Dr. Eng and her associates discovered that there was a 71% acceptance rate of CMA among couples in which the woman was undergoing amniocentesis or chorionic villi sampling (CVS).
Reasons for acceptance of the CMA test included having a previous child with anomalies, an abnormal ultrasound finding, maternal age, and a desire to learn as much as possible about the current pregnancy.
Reasons for declining testing included the perception that the disorders being tested were rare and concern that the test results would raise anxiety.
The study also demonstrated that the CMA test is highly accurate: Only 13% of the initial tests showed inconclusive results.
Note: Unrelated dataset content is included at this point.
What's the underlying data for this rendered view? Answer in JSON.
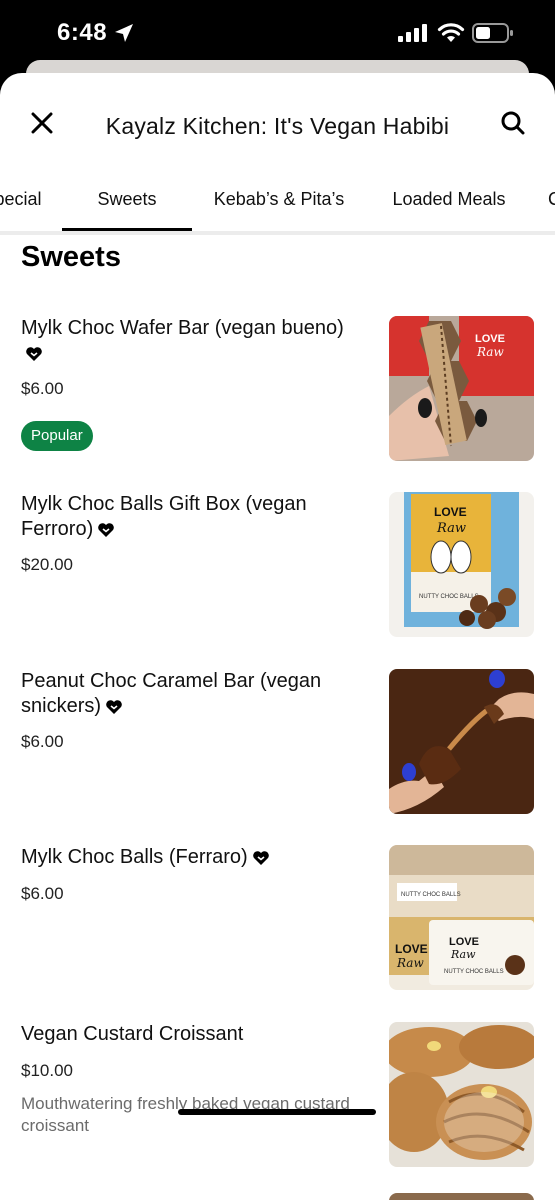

The study was undertaken to determine the reliability of CMA to detect cytogenetic abnormalities in fetal samples, design a program of parental counseling, and assess acceptance of CMA among couples who were undergoing prenatal diagnosis.
A total of 38 couples, who were recruited among patients undergoing amniocentesis or CVS, agreed to participate in the study.
Of the 38 samples assessed in the study, 60% were amniotic fluid and 37% were CVS. One was a fetal blood sample.
Indications for prenatal testing included advanced maternal age (58%), anomalies detected on fetal ultrasound (26%), and having a previously affected child (13%), Dr. Eng reported.
All genetic abnormalities that were detected by karyotype also were detected by CMA and consisted of three cases of trisomy 21, according to Dr. Eng.
In addition, in five of the cases (13%) initial CMA analysis yielded inconclusive results that required study of parental samples for further clarification.
The microarray that was used in the study contains 362 fluorescent in situ hybridization-verified clones that span genomic regions implicated in 55 known human genetic disorders as well as subtelomeric clones of all 41 relevant human chromosome telomeric regions.
“This greatly expands the capability to detect abnormalities in these regions, when compared with conventional prenatal karyotyping,” she said during the meeting.
Dr. Eng commented that additional experience will optimize patient education and counseling and yield further insight into the degree of normal variation in these regions.